Separation and Lasting Powers of Attorney

Many people think that spouses are the next best person to assume the role of a lasting power of attorney. However, that’s not the case if there’s no legal document for it. 

Assuming you have appointed your spouse as the lasting power of attorney but your marriage ends in divorce. What happens then?

With the end of a marriage or a civil partnership, your spouse loses the lasting power of attorney authority. Even if you had given joint LPA to your ex-spouse and someone else, your current LPA would be void in the eyes of law. 

You can appoint someone whom you can trust completely to make important financial and healthcare decisions. Someone from your close circle of friends and family is a likely candidate. But think twice as your attorneys may have the power to sell your property. 

In the event you have nobody to trust well enough, you can get a professional lasting power of attorney to take care of your property and health. 

If you don’t have the LPA in place and you lose your mental abilities to make the right decisions, the legal system will appoint someone as your LPA. This process is known as deputyship and is far more expensive and time-consuming than having an LPA. 

Moreover, the court has the final say to decide who can be your LPA and it could be someone not to your liking.  


Steps to Set Up a Lasting Power of Attorney

To set up a lasting power of attorney, follow the steps below:

1. Pick someone you can trust to act on your behalf when you are not in a mental or physical state to do it. 
2. Check the state laws and jurisdiction. 
3. Get a witness when you sign the LPA. 
4. Put your initials on each page of the document although your state may not require you to do so. If you want to sign the document using a digital signature, make sure the laws in your state permit it. 
5. Make sure you are present when the witness and the notary put their initials on every page. 
6. Have the signed lasting power of attorney notarized. This means that a notary public puts an authority seal on the LPA to signal that it’s legal. Even if some states may not require notarization, you are strongly recommended to get your LPA notarized. 
7. An LPA need not be filed somewhere else when it comes to LPA for property management, it should be filed with the Land Titles Office or the County Clerk. Check which one is applicable in your state. 
8. Share copies of the LPA with your attorney, lawyer, and your close friends and family. Store the original document in a safe place like a fireproof cabinet or with your lawyer. 

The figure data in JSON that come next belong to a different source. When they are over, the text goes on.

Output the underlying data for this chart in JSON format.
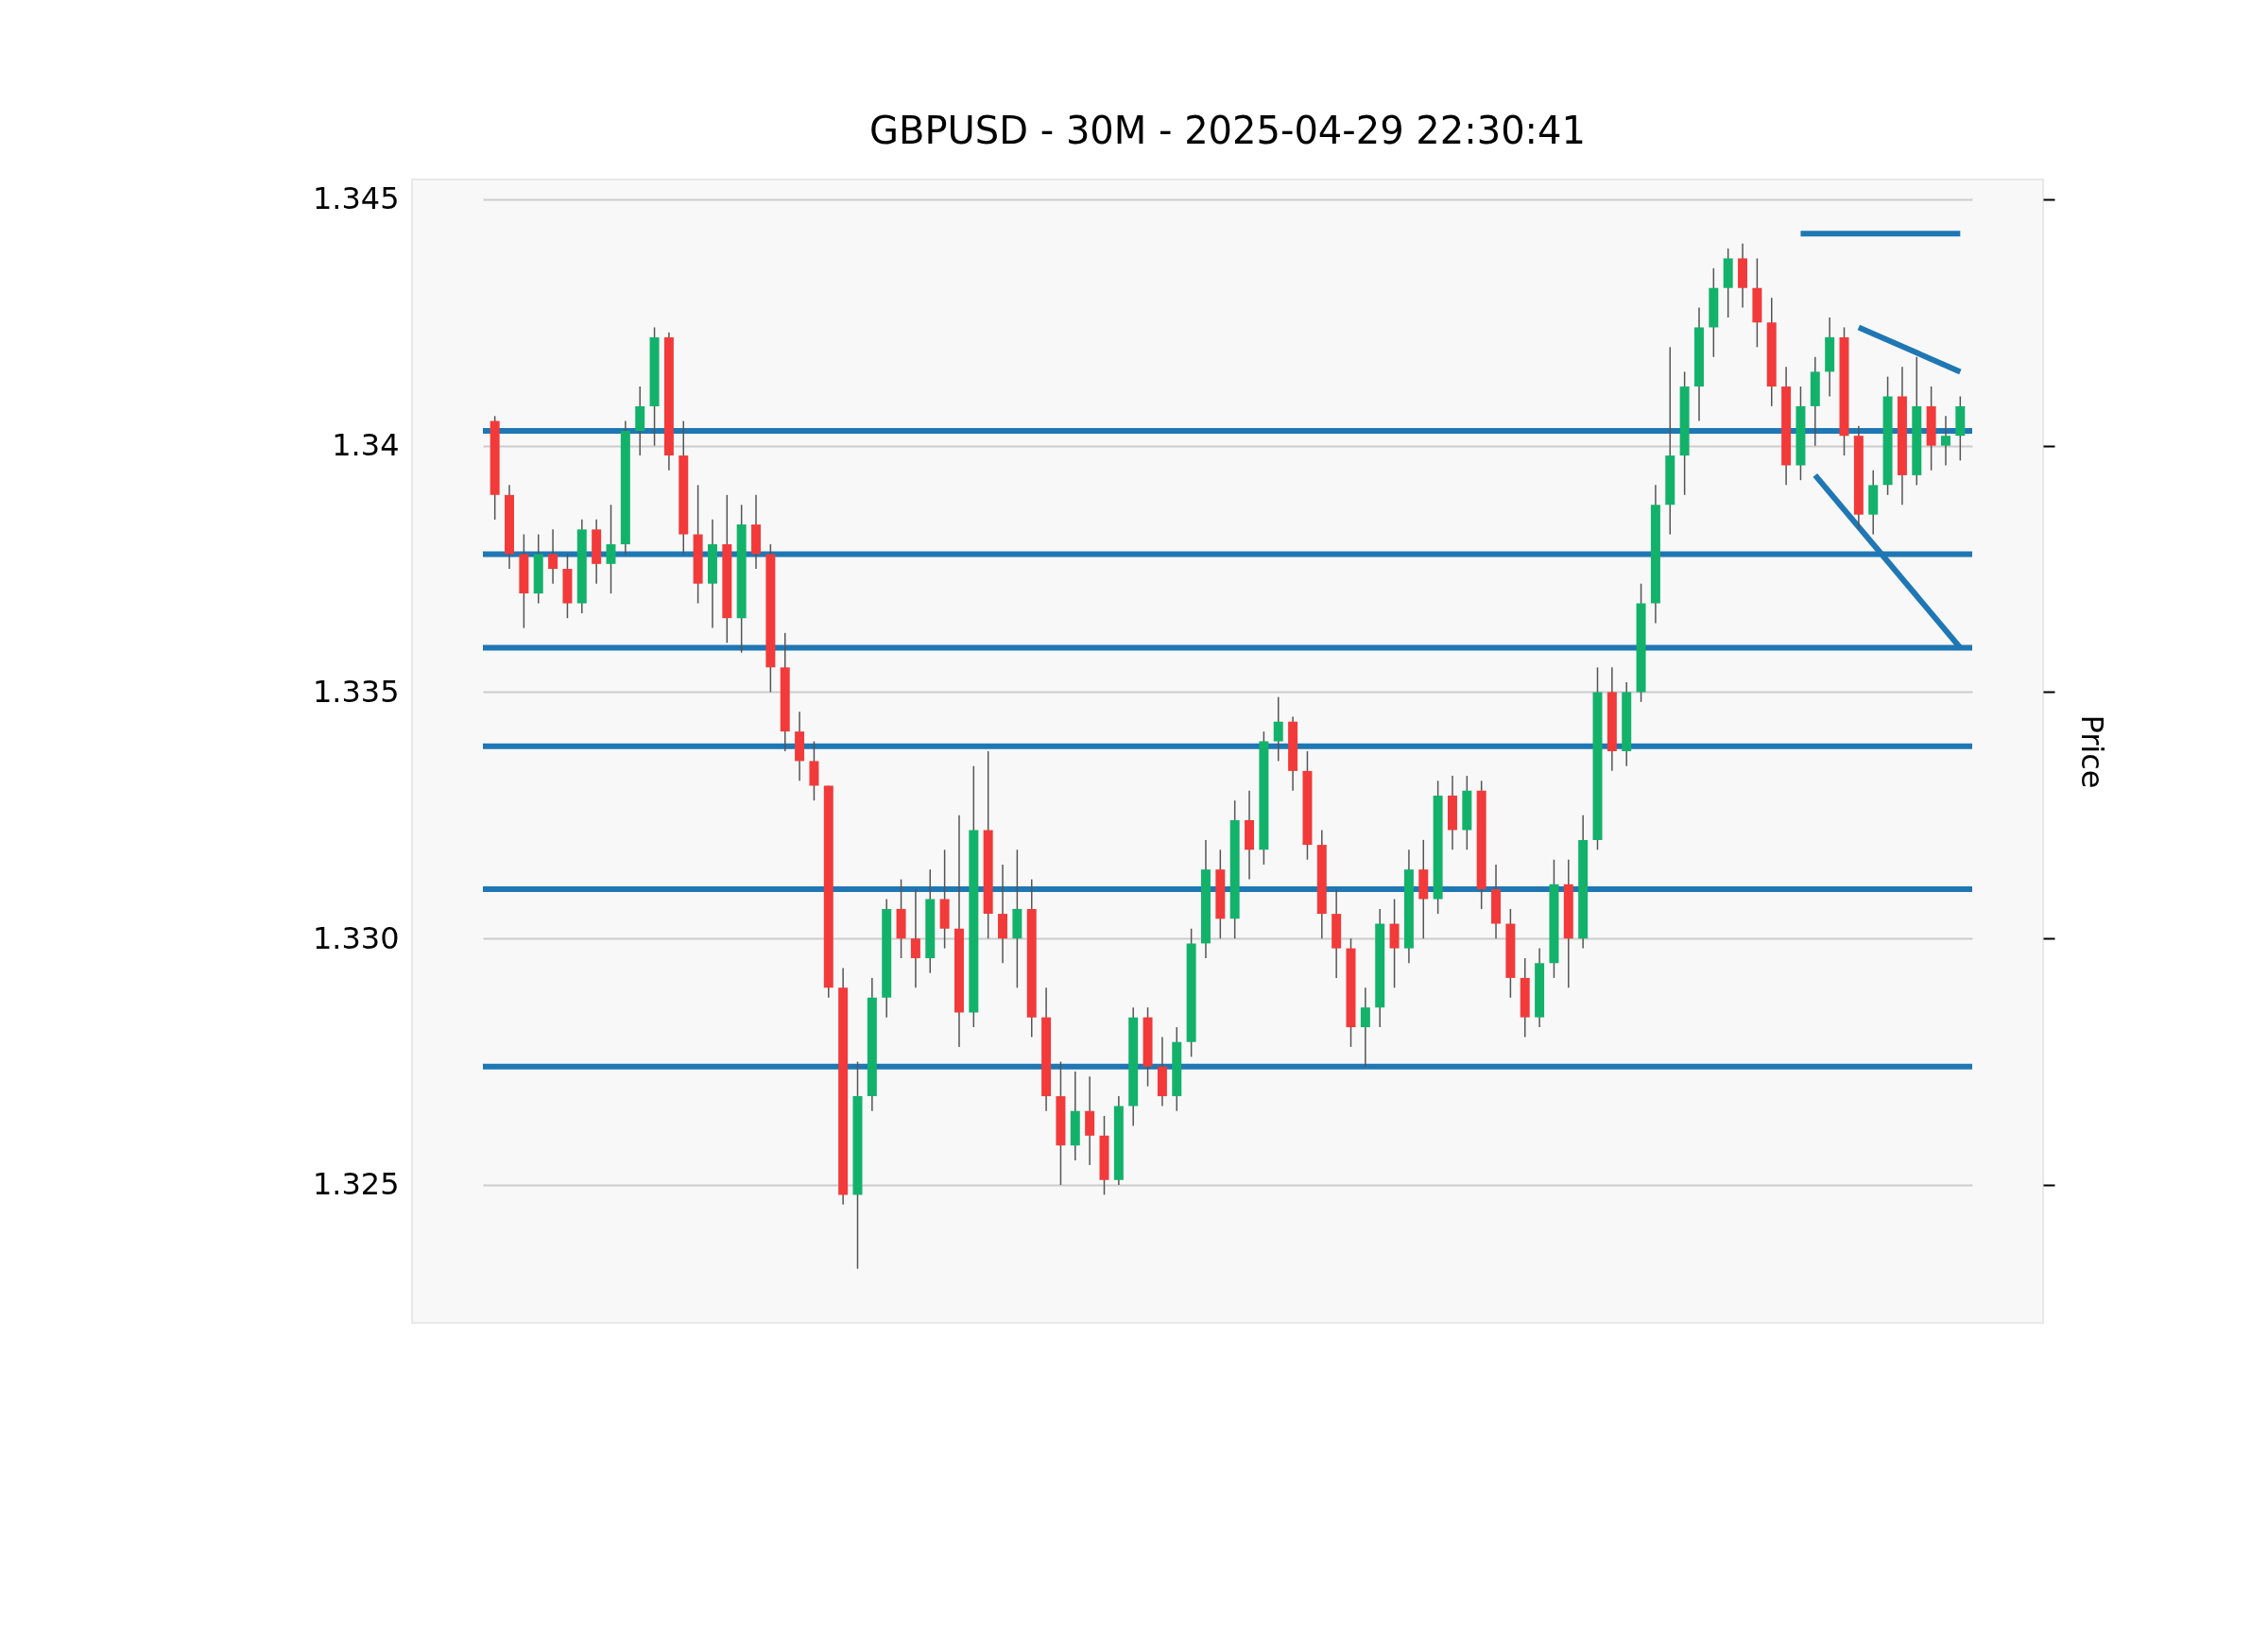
{
  "chart_data": {
    "type": "candlestick",
    "title": "GBPUSD - 30M - 2025-04-29 22:30:41",
    "ylabel": "Price",
    "categories": [
      null,
      null,
      null,
      null,
      null,
      null,
      null,
      null,
      null,
      null,
      null,
      null,
      null,
      null,
      null,
      null,
      null,
      null,
      null,
      null,
      null,
      null,
      null,
      null,
      null,
      null,
      null,
      null,
      null,
      null,
      null,
      null,
      null,
      null,
      null,
      null,
      null,
      null,
      null,
      null,
      null,
      null,
      null,
      null,
      null,
      null,
      null,
      null,
      null,
      null,
      null,
      null,
      null,
      null,
      null,
      null,
      null,
      null,
      null,
      null,
      null,
      null,
      null,
      null,
      null,
      null,
      null,
      null,
      null,
      null,
      null,
      null,
      null,
      null,
      null,
      null,
      null,
      null,
      null,
      null,
      null,
      null,
      null,
      null,
      null,
      null,
      null,
      null,
      null,
      null,
      null,
      null,
      null,
      null,
      null,
      null,
      null,
      null,
      null,
      null,
      null,
      null
    ],
    "ohlc": [
      [
        1.3405,
        1.3406,
        1.3385,
        1.339
      ],
      [
        1.339,
        1.3392,
        1.3375,
        1.3378
      ],
      [
        1.3378,
        1.3382,
        1.3363,
        1.337
      ],
      [
        1.337,
        1.3382,
        1.3368,
        1.3378
      ],
      [
        1.3378,
        1.3383,
        1.3372,
        1.3375
      ],
      [
        1.3375,
        1.3378,
        1.3365,
        1.3368
      ],
      [
        1.3368,
        1.3385,
        1.3366,
        1.3383
      ],
      [
        1.3383,
        1.3385,
        1.3372,
        1.3376
      ],
      [
        1.3376,
        1.3388,
        1.337,
        1.338
      ],
      [
        1.338,
        1.3405,
        1.3378,
        1.3403
      ],
      [
        1.3403,
        1.3412,
        1.3398,
        1.3408
      ],
      [
        1.3408,
        1.3424,
        1.34,
        1.3422
      ],
      [
        1.3422,
        1.3423,
        1.3395,
        1.3398
      ],
      [
        1.3398,
        1.3405,
        1.3378,
        1.3382
      ],
      [
        1.3382,
        1.3392,
        1.3368,
        1.3372
      ],
      [
        1.3372,
        1.3385,
        1.3363,
        1.338
      ],
      [
        1.338,
        1.339,
        1.336,
        1.3365
      ],
      [
        1.3365,
        1.3388,
        1.3358,
        1.3384
      ],
      [
        1.3384,
        1.339,
        1.3375,
        1.3378
      ],
      [
        1.3378,
        1.338,
        1.335,
        1.3355
      ],
      [
        1.3355,
        1.3362,
        1.3338,
        1.3342
      ],
      [
        1.3342,
        1.3346,
        1.3332,
        1.3336
      ],
      [
        1.3336,
        1.334,
        1.3328,
        1.3331
      ],
      [
        1.3331,
        1.3331,
        1.3288,
        1.329
      ],
      [
        1.329,
        1.3294,
        1.3246,
        1.3248
      ],
      [
        1.3248,
        1.3275,
        1.3233,
        1.3268
      ],
      [
        1.3268,
        1.3292,
        1.3265,
        1.3288
      ],
      [
        1.3288,
        1.3308,
        1.3284,
        1.3306
      ],
      [
        1.3306,
        1.3312,
        1.3296,
        1.33
      ],
      [
        1.33,
        1.331,
        1.329,
        1.3296
      ],
      [
        1.3296,
        1.3314,
        1.3293,
        1.3308
      ],
      [
        1.3308,
        1.3318,
        1.3298,
        1.3302
      ],
      [
        1.3302,
        1.3325,
        1.3278,
        1.3285
      ],
      [
        1.3285,
        1.3335,
        1.3282,
        1.3322
      ],
      [
        1.3322,
        1.3338,
        1.33,
        1.3305
      ],
      [
        1.3305,
        1.3315,
        1.3295,
        1.33
      ],
      [
        1.33,
        1.3318,
        1.329,
        1.3306
      ],
      [
        1.3306,
        1.3312,
        1.328,
        1.3284
      ],
      [
        1.3284,
        1.329,
        1.3265,
        1.3268
      ],
      [
        1.3268,
        1.3275,
        1.325,
        1.3258
      ],
      [
        1.3258,
        1.3273,
        1.3255,
        1.3265
      ],
      [
        1.3265,
        1.3272,
        1.3254,
        1.326
      ],
      [
        1.326,
        1.3264,
        1.3248,
        1.3251
      ],
      [
        1.3251,
        1.3268,
        1.325,
        1.3266
      ],
      [
        1.3266,
        1.3286,
        1.3262,
        1.3284
      ],
      [
        1.3284,
        1.3286,
        1.327,
        1.3274
      ],
      [
        1.3274,
        1.328,
        1.3266,
        1.3268
      ],
      [
        1.3268,
        1.3282,
        1.3265,
        1.3279
      ],
      [
        1.3279,
        1.3302,
        1.3276,
        1.3299
      ],
      [
        1.3299,
        1.332,
        1.3296,
        1.3314
      ],
      [
        1.3314,
        1.3318,
        1.33,
        1.3304
      ],
      [
        1.3304,
        1.3328,
        1.33,
        1.3324
      ],
      [
        1.3324,
        1.333,
        1.3312,
        1.3318
      ],
      [
        1.3318,
        1.3342,
        1.3315,
        1.334
      ],
      [
        1.334,
        1.3349,
        1.3336,
        1.3344
      ],
      [
        1.3344,
        1.3345,
        1.333,
        1.3334
      ],
      [
        1.3334,
        1.3338,
        1.3316,
        1.3319
      ],
      [
        1.3319,
        1.3322,
        1.33,
        1.3305
      ],
      [
        1.3305,
        1.331,
        1.3292,
        1.3298
      ],
      [
        1.3298,
        1.33,
        1.3278,
        1.3282
      ],
      [
        1.3282,
        1.329,
        1.3274,
        1.3286
      ],
      [
        1.3286,
        1.3306,
        1.3282,
        1.3303
      ],
      [
        1.3303,
        1.3308,
        1.329,
        1.3298
      ],
      [
        1.3298,
        1.3318,
        1.3295,
        1.3314
      ],
      [
        1.3314,
        1.332,
        1.33,
        1.3308
      ],
      [
        1.3308,
        1.3332,
        1.3305,
        1.3329
      ],
      [
        1.3329,
        1.3333,
        1.3318,
        1.3322
      ],
      [
        1.3322,
        1.3333,
        1.3318,
        1.333
      ],
      [
        1.333,
        1.3332,
        1.3306,
        1.331
      ],
      [
        1.331,
        1.3315,
        1.33,
        1.3303
      ],
      [
        1.3303,
        1.3306,
        1.3288,
        1.3292
      ],
      [
        1.3292,
        1.3296,
        1.328,
        1.3284
      ],
      [
        1.3284,
        1.3298,
        1.3282,
        1.3295
      ],
      [
        1.3295,
        1.3316,
        1.3292,
        1.3311
      ],
      [
        1.3311,
        1.3316,
        1.329,
        1.33
      ],
      [
        1.33,
        1.3325,
        1.3298,
        1.332
      ],
      [
        1.332,
        1.3355,
        1.3318,
        1.335
      ],
      [
        1.335,
        1.3355,
        1.3334,
        1.3338
      ],
      [
        1.3338,
        1.3352,
        1.3335,
        1.335
      ],
      [
        1.335,
        1.3372,
        1.3348,
        1.3368
      ],
      [
        1.3368,
        1.3392,
        1.3364,
        1.3388
      ],
      [
        1.3388,
        1.342,
        1.3382,
        1.3398
      ],
      [
        1.3398,
        1.3415,
        1.339,
        1.3412
      ],
      [
        1.3412,
        1.3428,
        1.3405,
        1.3424
      ],
      [
        1.3424,
        1.3436,
        1.3418,
        1.3432
      ],
      [
        1.3432,
        1.344,
        1.3426,
        1.3438
      ],
      [
        1.3438,
        1.3441,
        1.3428,
        1.3432
      ],
      [
        1.3432,
        1.3438,
        1.342,
        1.3425
      ],
      [
        1.3425,
        1.343,
        1.3408,
        1.3412
      ],
      [
        1.3412,
        1.3416,
        1.3392,
        1.3396
      ],
      [
        1.3396,
        1.3412,
        1.3393,
        1.3408
      ],
      [
        1.3408,
        1.3418,
        1.34,
        1.3415
      ],
      [
        1.3415,
        1.3426,
        1.341,
        1.3422
      ],
      [
        1.3422,
        1.3424,
        1.3398,
        1.3402
      ],
      [
        1.3402,
        1.3404,
        1.3383,
        1.3386
      ],
      [
        1.3386,
        1.3395,
        1.3382,
        1.3392
      ],
      [
        1.3392,
        1.3414,
        1.339,
        1.341
      ],
      [
        1.341,
        1.3416,
        1.3388,
        1.3394
      ],
      [
        1.3394,
        1.3418,
        1.3392,
        1.3408
      ],
      [
        1.3408,
        1.3412,
        1.3395,
        1.34
      ],
      [
        1.34,
        1.3406,
        1.3396,
        1.3402
      ],
      [
        1.3402,
        1.341,
        1.3397,
        1.3408
      ]
    ],
    "colors": [
      "#f23a3a",
      "#f23a3a",
      "#f23a3a",
      "#13b26b",
      "#f23a3a",
      "#f23a3a",
      "#13b26b",
      "#f23a3a",
      "#13b26b",
      "#13b26b",
      "#13b26b",
      "#13b26b",
      "#f23a3a",
      "#f23a3a",
      "#f23a3a",
      "#13b26b",
      "#f23a3a",
      "#13b26b",
      "#f23a3a",
      "#f23a3a",
      "#f23a3a",
      "#f23a3a",
      "#f23a3a",
      "#f23a3a",
      "#f23a3a",
      "#13b26b",
      "#13b26b",
      "#13b26b",
      "#f23a3a",
      "#f23a3a",
      "#13b26b",
      "#f23a3a",
      "#f23a3a",
      "#13b26b",
      "#f23a3a",
      "#f23a3a",
      "#13b26b",
      "#f23a3a",
      "#f23a3a",
      "#f23a3a",
      "#13b26b",
      "#f23a3a",
      "#f23a3a",
      "#13b26b",
      "#13b26b",
      "#f23a3a",
      "#f23a3a",
      "#13b26b",
      "#13b26b",
      "#13b26b",
      "#f23a3a",
      "#13b26b",
      "#f23a3a",
      "#13b26b",
      "#13b26b",
      "#f23a3a",
      "#f23a3a",
      "#f23a3a",
      "#f23a3a",
      "#f23a3a",
      "#13b26b",
      "#13b26b",
      "#f23a3a",
      "#13b26b",
      "#f23a3a",
      "#13b26b",
      "#f23a3a",
      "#13b26b",
      "#f23a3a",
      "#f23a3a",
      "#f23a3a",
      "#f23a3a",
      "#13b26b",
      "#13b26b",
      "#f23a3a",
      "#13b26b",
      "#13b26b",
      "#f23a3a",
      "#13b26b",
      "#13b26b",
      "#13b26b",
      "#13b26b",
      "#13b26b",
      "#13b26b",
      "#13b26b",
      "#13b26b",
      "#f23a3a",
      "#f23a3a",
      "#f23a3a",
      "#f23a3a",
      "#13b26b",
      "#13b26b",
      "#13b26b",
      "#f23a3a",
      "#f23a3a",
      "#13b26b",
      "#13b26b",
      "#f23a3a",
      "#13b26b",
      "#f23a3a",
      "#13b26b",
      "#13b26b"
    ],
    "series": [
      {
        "type": "line",
        "color": "#1f77b4",
        "values": [
          null,
          null,
          null,
          null,
          null,
          null,
          null,
          null,
          null,
          null,
          null,
          null,
          null,
          null,
          null,
          null,
          null,
          null,
          null,
          null,
          null,
          null,
          null,
          null,
          null,
          null,
          null,
          null,
          null,
          null,
          null,
          null,
          null,
          null,
          null,
          null,
          null,
          null,
          null,
          null,
          null,
          null,
          null,
          null,
          null,
          null,
          null,
          null,
          null,
          null,
          null,
          null,
          null,
          null,
          null,
          null,
          null,
          null,
          null,
          null,
          null,
          null,
          null,
          null,
          null,
          null,
          null,
          null,
          null,
          null,
          null,
          null,
          null,
          null,
          null,
          null,
          null,
          null,
          null,
          null,
          null,
          null,
          null,
          null,
          null,
          null,
          null,
          null,
          null,
          null,
          1.3443,
          null,
          null,
          null,
          null,
          null,
          null,
          null,
          null,
          null,
          null,
          1.3443
        ]
      },
      {
        "type": "line",
        "color": "#1f77b4",
        "values": [
          null,
          null,
          null,
          null,
          null,
          null,
          null,
          null,
          null,
          null,
          null,
          null,
          null,
          null,
          null,
          null,
          null,
          null,
          null,
          null,
          null,
          null,
          null,
          null,
          null,
          null,
          null,
          null,
          null,
          null,
          null,
          null,
          null,
          null,
          null,
          null,
          null,
          null,
          null,
          null,
          null,
          null,
          null,
          null,
          null,
          null,
          null,
          null,
          null,
          null,
          null,
          null,
          null,
          null,
          null,
          null,
          null,
          null,
          null,
          null,
          null,
          null,
          null,
          null,
          null,
          null,
          null,
          null,
          null,
          null,
          null,
          null,
          null,
          null,
          null,
          null,
          null,
          null,
          null,
          null,
          null,
          null,
          null,
          null,
          null,
          null,
          null,
          null,
          null,
          null,
          null,
          null,
          null,
          null,
          1.3424,
          null,
          null,
          null,
          null,
          null,
          null,
          1.3415
        ]
      },
      {
        "type": "line",
        "color": "#1f77b4",
        "values": [
          null,
          null,
          null,
          null,
          null,
          null,
          null,
          null,
          null,
          null,
          null,
          null,
          null,
          null,
          null,
          null,
          null,
          null,
          null,
          null,
          null,
          null,
          null,
          null,
          null,
          null,
          null,
          null,
          null,
          null,
          null,
          null,
          null,
          null,
          null,
          null,
          null,
          null,
          null,
          null,
          null,
          null,
          null,
          null,
          null,
          null,
          null,
          null,
          null,
          null,
          null,
          null,
          null,
          null,
          null,
          null,
          null,
          null,
          null,
          null,
          null,
          null,
          null,
          null,
          null,
          null,
          null,
          null,
          null,
          null,
          null,
          null,
          null,
          null,
          null,
          null,
          null,
          null,
          null,
          null,
          null,
          null,
          null,
          null,
          null,
          null,
          null,
          null,
          null,
          null,
          null,
          1.3394,
          null,
          null,
          null,
          null,
          null,
          null,
          null,
          null,
          null,
          1.3359
        ]
      }
    ],
    "ref_lines": [
      {
        "axis": "y",
        "value": 1.3403,
        "color": "#1f77b4"
      },
      {
        "axis": "y",
        "value": 1.3378,
        "color": "#1f77b4"
      },
      {
        "axis": "y",
        "value": 1.3359,
        "color": "#1f77b4"
      },
      {
        "axis": "y",
        "value": 1.3339,
        "color": "#1f77b4"
      },
      {
        "axis": "y",
        "value": 1.331,
        "color": "#1f77b4"
      },
      {
        "axis": "y",
        "value": 1.3274,
        "color": "#1f77b4"
      }
    ],
    "ylim": [
      1.3222,
      1.3454
    ],
    "yticks": [
      1.325,
      {
        "value": 1.33,
        "label": "1.330"
      },
      1.335,
      1.34,
      1.345
    ],
    "grid": "y"
  }
}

Signing and notarization procedures differ between different states, therefore, you’re advised to check these in your state. Otherwise, your LPA may not be valid. This could prove to be problematic in case you get a divorce later and end up without anyone to handle your medical and financial decisions.  



Accidents are just that – accidents. You never know when you could become invalid either mentally or physically. When such situations strike us, there’s little we can do. 

But what we can do is have a lasting power of attorney ready and waiting to be executed. This written document has the power to control how your finances and health are managed when you’re not capable. 

Even though your spouse could take these decisions for you, a separation or a divorce ends that authority. Therefore, it’s smart to have a new lasting power of attorney in place as soon you can after your divorce.